In the Department of French and Italian at UC Santa Barbara, French 6 is the course that rounds out the end of the second-year French sequence, in which students complete a review of French grammar. The course emphasizes speaking, reading, and writing through study of French and Francophone history, politics, language policy, and culture within a global and larger European context.
In Spring 2015, I crafted and taught a preliminary version of this course, which I am further developing this quarter (Spring 2016). I adapted or created all of the 12 literature and culture sections for the course, which involved finding authentic texts that are suited both to the students’ reading level and to the lexical and syntactic material of the chapter; creating an introduction to the text, to its author, or to both; and developing activities suited for pre-reading, for comprehension assessment, and for interpretation and discussion.

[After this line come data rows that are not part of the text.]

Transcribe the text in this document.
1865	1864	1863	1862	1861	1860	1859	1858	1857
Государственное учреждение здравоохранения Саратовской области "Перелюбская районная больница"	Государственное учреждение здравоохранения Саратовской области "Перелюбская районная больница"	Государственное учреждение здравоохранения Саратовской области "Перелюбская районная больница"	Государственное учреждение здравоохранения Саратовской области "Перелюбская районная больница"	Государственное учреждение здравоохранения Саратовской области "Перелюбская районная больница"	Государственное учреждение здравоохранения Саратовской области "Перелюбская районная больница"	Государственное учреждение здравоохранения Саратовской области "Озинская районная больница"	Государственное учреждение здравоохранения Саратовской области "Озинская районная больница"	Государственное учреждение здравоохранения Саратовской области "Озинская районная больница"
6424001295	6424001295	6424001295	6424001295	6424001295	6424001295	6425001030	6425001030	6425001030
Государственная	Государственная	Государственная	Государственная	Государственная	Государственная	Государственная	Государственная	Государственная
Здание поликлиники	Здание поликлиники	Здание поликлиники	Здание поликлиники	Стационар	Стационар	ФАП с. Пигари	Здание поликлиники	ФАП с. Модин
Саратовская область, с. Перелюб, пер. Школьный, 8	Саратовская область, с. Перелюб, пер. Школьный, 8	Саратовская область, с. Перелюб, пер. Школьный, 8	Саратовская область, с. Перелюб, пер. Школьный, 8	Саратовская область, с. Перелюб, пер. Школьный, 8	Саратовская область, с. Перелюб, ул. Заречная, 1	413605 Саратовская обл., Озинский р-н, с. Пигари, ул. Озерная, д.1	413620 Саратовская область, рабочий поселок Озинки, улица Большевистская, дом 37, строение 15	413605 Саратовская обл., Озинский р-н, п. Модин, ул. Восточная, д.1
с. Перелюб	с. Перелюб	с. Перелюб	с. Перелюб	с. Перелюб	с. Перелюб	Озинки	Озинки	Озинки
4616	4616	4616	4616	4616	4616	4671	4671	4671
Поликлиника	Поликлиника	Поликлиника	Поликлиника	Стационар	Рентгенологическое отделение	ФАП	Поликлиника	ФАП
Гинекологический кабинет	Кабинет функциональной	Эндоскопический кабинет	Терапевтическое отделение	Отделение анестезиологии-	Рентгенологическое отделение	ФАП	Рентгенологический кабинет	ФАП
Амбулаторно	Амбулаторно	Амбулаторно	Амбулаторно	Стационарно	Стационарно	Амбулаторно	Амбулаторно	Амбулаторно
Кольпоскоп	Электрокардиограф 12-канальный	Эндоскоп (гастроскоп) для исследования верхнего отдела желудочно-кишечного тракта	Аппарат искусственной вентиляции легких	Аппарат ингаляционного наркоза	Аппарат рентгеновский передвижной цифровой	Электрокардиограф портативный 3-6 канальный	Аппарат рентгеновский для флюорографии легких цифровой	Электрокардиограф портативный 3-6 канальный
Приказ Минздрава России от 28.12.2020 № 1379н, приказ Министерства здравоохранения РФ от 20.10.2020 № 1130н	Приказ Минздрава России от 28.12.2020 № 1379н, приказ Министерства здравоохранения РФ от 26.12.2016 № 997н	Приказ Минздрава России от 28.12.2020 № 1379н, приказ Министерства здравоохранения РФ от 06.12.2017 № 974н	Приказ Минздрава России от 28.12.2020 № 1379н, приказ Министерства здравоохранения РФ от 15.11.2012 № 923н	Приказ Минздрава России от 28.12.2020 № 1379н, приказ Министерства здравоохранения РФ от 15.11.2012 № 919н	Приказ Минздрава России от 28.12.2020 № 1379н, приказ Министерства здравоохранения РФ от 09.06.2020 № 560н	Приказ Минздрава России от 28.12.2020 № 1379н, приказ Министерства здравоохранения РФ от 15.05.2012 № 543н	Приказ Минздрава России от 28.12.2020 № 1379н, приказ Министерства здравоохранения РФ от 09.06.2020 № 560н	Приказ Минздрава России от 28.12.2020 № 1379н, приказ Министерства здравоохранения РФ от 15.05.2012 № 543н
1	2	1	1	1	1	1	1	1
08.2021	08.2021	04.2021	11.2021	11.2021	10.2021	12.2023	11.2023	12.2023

While it has been a challenge to create authentic, approachable, and appropriate materials, developing this course has given me the freedom to find and implement materials that would more effectively address the interests of my students, many of whom are majoring in Global Studies or Political Science.
A sample text I adapted to use as the Literary Reflection for Chapter 10 (Le septième art ou le cinéma) of Réseau 2 can be found here.
In Winter 2016, the Department of French and Italian sponsored the first French Talent Night at the University of California at Santa Barbara.
The French Talent Night was conceptualized as a way to provide a new cultural event to students of French at UCSB, and to allow them the opportunity to express themselves in a new way. Instructors encouraged students to participate by awarding extra credit to participants or by allowing the performance to replace an in-class presentation built into the course curriculum.
Students at any level of French were invited to participate in this event, choosing a poem, speech, or song to perform. My colleague and I reviewed a small collection of classic and modern theatre as well as various anthologies of poetry to find monologues, scenes, and poems that were reasonably fitted to the levels of French represented by our students. Students were also encouraged to propose selections from pieces of their choosing.
The final event took place on February 10 and was a great success; the final program included 24 students from beginning to advanced French courses and was attended by the students’ classmates and professors.
I recently presented my poster, titled Embodied activities in casual and classroom conversation, at the combined American Association of Applied Linguistics/Association Canadienne de Linguistique Appliquée in Toronto, CA. My presentation explored second language learners’ use of gesture and affect tokens (laughter, smiling, nodding, and head shaking) in formal and informal discourse.
I received wonderfully helpful feedback on my poster, met new researchers, and visited with a former colleague and a former advisor. The sessions I attended were insightful and helped me reconceptualize and reevaluate the identity-centered topics I have been contemplating for my future research at UCSB.
I’ve been accepted to give a poster presentation at the combined 2015 conference of the American Association of Applied Linguistics and L’Association Canadienne de Linguistique Appliquée, and I am thrilled.
This will be my first national conference presentation! It will also be the first time I present in any conference that I didn’t take part in organizing.
It will also be my first trip to Canada! It’s long overdue, considering my primary language of interest. I’ve been interested in visiting our northern neighbors for a while, but I’ve never had as perfect a reason as I do now.
And not only do I have those very exciting new experiences to look forward to, but Patricia Duff, Bonny Norton, Dwight Atkinson, and Aneta Pavlenko will all be there. I am so thrilled for this opportunity.